Monday, May 19, 2008

Sektor energi direformasi

Boleh-boleh saja mereformasi sektor energi, dan memang harus segera dilakukan. Tapi pengumuman ini janganlah dijadikan alasan pendukung untuk menaikkan harga BBM. Seperti biasa, jika ada permasalahan yang mendesak Dep ESDM selalu pintar berkelit, kemudian rencana mereka disetujui dan reformasinya atau syaratnya tadi tidaklah harus dikerjakan.

Masih ingat waktu ribut-ribut mau membangun pipa gas Kalimantan-Jawa yang sekarang akhirnya juga gak jelas. DUlu katanya akan menunggu hasil perhitungan neraca gas terbaru, persis seperti sekarang.

Deja Vu kata orang sono.

Sekali lagi, saya gak yakin dan memang sudah menjadi kebiasaan mereka untuk berkelit.

Semoga saya keliru.

ES


Bisnis.Com - Bisnis Indonesia Online: Referensi Bisnis Terpercaya » Edisi Cetak » Edisi Harian » Sektor energi direformasi

Bisnis 19 Mei 2008

Sektor energi direformasi

JAKARTA: Departemen Energi dan Sumber Daya Mineral (ESDM) menyiapkan sedikitnya enam blue print (cetak biru) di bidang energi dan kelistrikan, selain sejumlah revisi peraturan menteri di bidang migas dan hulu migas.
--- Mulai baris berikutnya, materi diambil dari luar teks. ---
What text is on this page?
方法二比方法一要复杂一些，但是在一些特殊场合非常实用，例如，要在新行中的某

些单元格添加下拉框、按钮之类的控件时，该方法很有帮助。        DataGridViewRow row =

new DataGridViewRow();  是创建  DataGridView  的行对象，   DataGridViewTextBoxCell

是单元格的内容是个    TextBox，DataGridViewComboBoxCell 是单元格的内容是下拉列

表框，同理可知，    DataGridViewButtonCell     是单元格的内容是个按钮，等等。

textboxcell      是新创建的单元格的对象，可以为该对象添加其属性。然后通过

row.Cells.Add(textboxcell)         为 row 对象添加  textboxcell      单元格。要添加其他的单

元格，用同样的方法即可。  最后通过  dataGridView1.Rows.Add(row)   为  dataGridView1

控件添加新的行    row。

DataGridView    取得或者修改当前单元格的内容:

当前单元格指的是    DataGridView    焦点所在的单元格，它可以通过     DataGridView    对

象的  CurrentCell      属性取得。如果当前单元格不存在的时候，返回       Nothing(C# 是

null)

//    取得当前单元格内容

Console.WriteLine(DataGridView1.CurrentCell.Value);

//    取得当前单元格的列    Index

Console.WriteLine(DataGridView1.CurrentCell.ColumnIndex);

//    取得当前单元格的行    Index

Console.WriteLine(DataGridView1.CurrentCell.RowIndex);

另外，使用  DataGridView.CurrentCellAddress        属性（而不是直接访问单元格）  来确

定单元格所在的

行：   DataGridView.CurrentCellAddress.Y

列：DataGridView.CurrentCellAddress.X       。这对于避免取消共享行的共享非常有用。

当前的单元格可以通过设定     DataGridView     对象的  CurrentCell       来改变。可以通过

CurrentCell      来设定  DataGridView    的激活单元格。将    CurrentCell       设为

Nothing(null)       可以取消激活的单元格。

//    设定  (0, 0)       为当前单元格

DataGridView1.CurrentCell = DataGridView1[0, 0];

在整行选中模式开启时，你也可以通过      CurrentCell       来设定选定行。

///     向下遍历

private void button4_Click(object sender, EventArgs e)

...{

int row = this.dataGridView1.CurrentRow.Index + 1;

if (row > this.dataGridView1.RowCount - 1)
Draf paket kebijakan ekonomi lanjutan yang segera diterbitkan pemerintah mengungkapkan cetak biru dan revisi kebijakan itu selesai pada akhir Desember 2008. Laporan itu menyebutkan reformasi kebijakan produksi sektor migas dan pertambangan menjadi prioritas fokus program pemerintah 2008-2009.

Kebijakan itu mulai dari penyederhanaan prosedur iklim usaha di sektor kelistrikan, diversifikasi, dan konversi energi hingga perbaikan tata kelola di sektor migas dan pertambangan (lihat tabel).

Sumber Bisnis mengungkapkan kebijakan di bidang infrastruktur kelistrikan dan energi merupakan program prioritas yang ditargetkan selesai sesuai jadwal.

"Pemerintah tidak akan memundurkan jadwal realisasi program di bidang infrastruktur kelistrikan dan energi. Itu akan dilakukan, kendati ada efisiensi dalam APBN-P 2008," ujarnya.

Menurut sumber tadi, seluruh fokus program pemerintah 2008-2009 dalam draf paket ekonomi lanjutan itu sudah disepakati oleh semua menteri dan pejabat terkait dalam rapat terakhir yang dipimpin Menko Perekonomian Boediono. Draf paket ekonomi lanjutan itu sudah diserahkan kepada Presiden Susilo Bambang Yudhoyono.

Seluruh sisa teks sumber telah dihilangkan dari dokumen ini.